Monday, September 22, 2008

Rutgers student speaks out on behalf of Bosnian LGBT activists

A Bosnian LGBT organization vows a planned festival will take place this week in spite of objections from a number of local political and religious leaders.

The Queer Sarajevo Festival is scheduled to begin in the Bosnian capital on Sept. 24. Members of the Sarajevo-based Association Q have organized the festival as a way to highlight LGBT culture and to raise awareness of homophobia its members contends remains entrenched throughout Bosnian society, but local newspapers quoted at least two imams and other Muslim politicians who oppose the festival because it takes place during Ramadan. A number of Serbian and Croat officials in the country echoed their opposition.

Flyers calling for the execution of festival organizers have also appeared across Sarajevo in recent weeks. An Association Q member told Amnesty International local activists remain afraid.
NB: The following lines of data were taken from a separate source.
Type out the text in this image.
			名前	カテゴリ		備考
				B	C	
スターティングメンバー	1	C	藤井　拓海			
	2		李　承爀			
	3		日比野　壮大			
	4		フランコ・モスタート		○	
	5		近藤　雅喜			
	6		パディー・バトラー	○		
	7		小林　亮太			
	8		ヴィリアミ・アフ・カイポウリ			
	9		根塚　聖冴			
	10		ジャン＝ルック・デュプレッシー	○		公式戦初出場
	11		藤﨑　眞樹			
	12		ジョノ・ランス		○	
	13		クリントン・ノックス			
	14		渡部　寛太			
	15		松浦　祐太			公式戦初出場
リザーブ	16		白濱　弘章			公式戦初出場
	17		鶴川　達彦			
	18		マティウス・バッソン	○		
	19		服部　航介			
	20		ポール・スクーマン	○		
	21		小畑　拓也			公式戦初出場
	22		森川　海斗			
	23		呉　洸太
“We do not feel safe for ourselves or for our families,” the activist said. “Our dogs are our best protection at the moment.”

Association Q member Senka Filipovic, who is a graduate student at Rutgers University in New Jersey, spent three months volunteering for the organization in Sarajevo this summer. She denied accusations from those who contend local activists purposely scheduled the festival during the Muslim holy month.
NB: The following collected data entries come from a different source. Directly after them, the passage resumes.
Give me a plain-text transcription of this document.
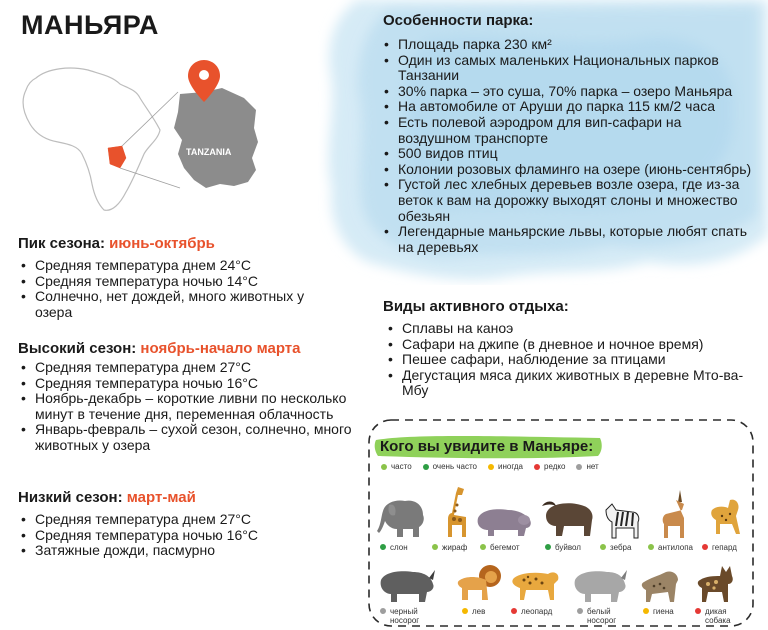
МАНЬЯРА
TANZANIA
Пик сезона: июнь-октябрь
• Средняя температура днем 24°C
• Средняя температура ночью 14°C
• Солнечно, нет дождей, много животных у озера
Высокий сезон: ноябрь-начало марта
• Средняя температура днем 27°C
• Средняя температура ночью 16°C
• Ноябрь-декабрь – короткие ливни по несколько минут в течение дня, переменная облачность
• Январь-февраль – сухой сезон, солнечно, много животных у озера
Низкий сезон: март-май
• Средняя температура днем 27°C
• Средняя температура ночью 16°C
• Затяжные дожди, пасмурно
Особенности парка:
• Площадь парка 230 км²
• Один из самых маленьких Национальных парков Танзании
• 30% парка – это суша, 70% парка – озеро Маньяра
• На автомобиле от Аруши до парка 115 км/2 часа
• Есть полевой аэродром для вип-сафари на воздушном транспорте
• 500 видов птиц
• Колонии розовых фламинго на озере (июнь-сентябрь)
• Густой лес хлебных деревьев возле озера, где из-за веток к вам на дорожку выходят слоны и множество обезьян
• Легендарные маньярские львы, которые любят спать на деревьях
Виды активного отдыха:
• Сплавы на каноэ
• Сафари на джипе (в дневное и ночное время)
• Пешее сафари, наблюдение за птицами
• Дегустация мяса диких животных в деревне Мто-ва-Мбу
Кого вы увидите в Маньяре:
часто	очень часто	иногда	редко	нет
слон	жираф	бегемот	буйвол	зебра	антилопа гепард
черный носорог
лев	леопард	белый носорог
гиена	дикая собака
“This wasn’t an intentional overlap of Ramadan and the festival to create some sort of provocation that Association Q has been accused of,” Filipovic said. “Ramadan is being used as a smokescreen behind it. There’s this huge amount of homophobia in general and this is just an excuse to express it in an outrageous way.”

Filipovic said she and other Association Q members received threats after someone hacked into the organization’s president’s e-mail account. She added she feels long-standing societal norms have only contributed to the controversy.

“Bosnia has always been a fairly traditional and patriarchal society, and that has definitely persisted into current times,” she said.

The country continues to recover from the civil war that killed more than an estimated 100,000 people between 1992 and 1995. Bosnia’s constitution prohibits gender and sexual orientation-based discrimination, and the country has emerged as a potential European Union candidate. Filipovic contends, however, the war’s legacy continues to have an adverse impact.

“The war had a lot to do with the fact we haven’t been able to advance too much as far as issues, such as LGBT issues, go,” she said. “The country experienced setbacks in almost every aspect of society. And it’s not surprising we’re lagging this aspect as well.”

Despite this controversy, Filipovic remains optimistic the festival will go on as scheduled. And she applauded organizers for working “under incredible stress.”

“They are so determined and brave in so many ways and have absolutely not allowed [the] negative response and the threat of violence to deter them from going ahead with the festival because it’s so important for our society—especially in this time,” she said.